Messrs. Rostropovich and Vengerov recorded the concerto together when the violinist was 19. They clearly enjoy each other, drawing strength from each other. They understand each other, not as Russians, I would say, but as musicians – extravagantly talented ones.


And I will say now what I always say about Mr. Rostropovich and Shostakovich: Yes, he plays Shostakovich brilliantly, on the cello; and, yes, he conducts him well too. But, you know what? He plays and conducts a lot of people brilliantly, or well.There is not a better interpreter of Bach. Period. And Mr. Rostropovich never met JSB. He never absorbed the atmosphere of Germany in the first half of the 18th century. He never sat with the composer, whether in silence or not.


He simply knows him – knows music.


Mr. Rostropovich has delivered some great accounts of Shostakovich symphonies, to be sure. But he has also de livered some mediocre ones. As with music in general, it depends – on mood, rehearsal time, etc.Antonio Pappano, a young Italian-British conductor, led the New York Philharmonic in Shostakovich’s Tenth in 2004. Will Mr. Rostropovich’s performance tomorrow night be better? I can’t say.

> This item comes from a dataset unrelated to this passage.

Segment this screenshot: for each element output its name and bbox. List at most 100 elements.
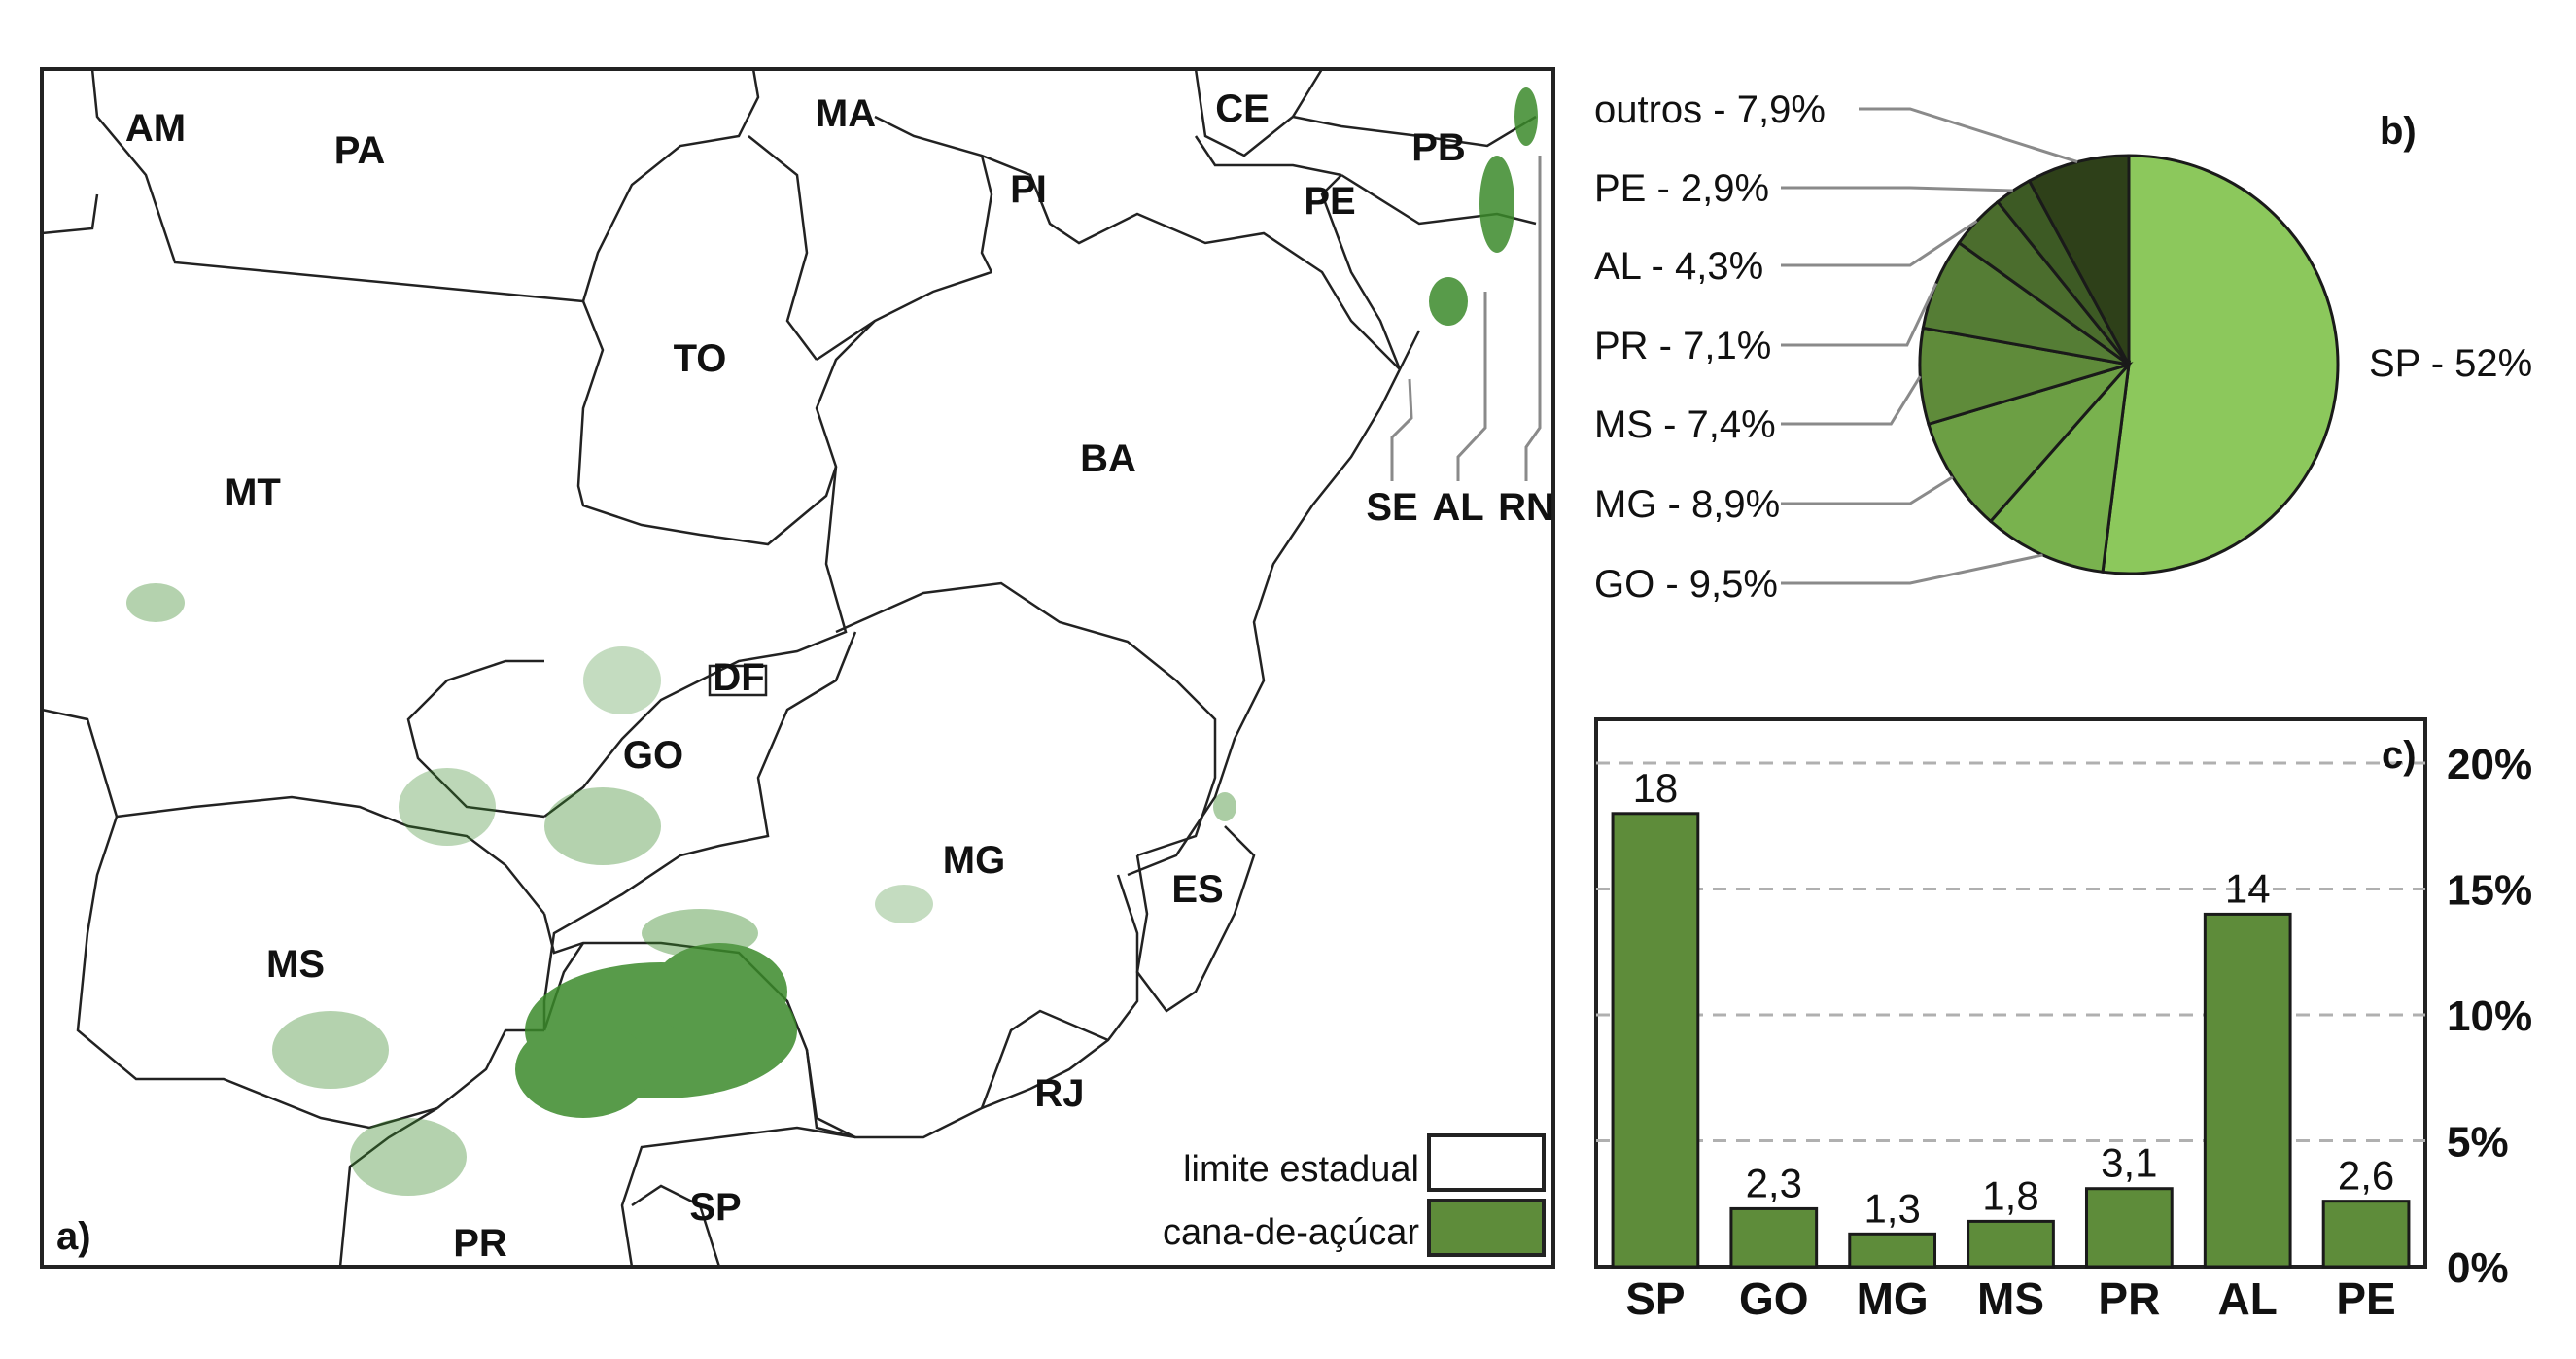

Mr. Vengerov never met Shostakovich, and never lived in the worst of the Soviet Union, lucky fellow. The Violin Concerto No. 1 – like the Violin Concerto No. 2 – was written for David Oistrakh. Will Mr. Vengerov be even better in it? Gee, that would be neat; and it is not impossible.


One simply has to show up.That’s the way it is in concert life, and in other types of life, too.


Mstislav Rostropovich will conduct the New York Philharmonic on April 19, 20, 21 & 22 at Avery Fisher Hall (Lincoln Center, 212-875-5656).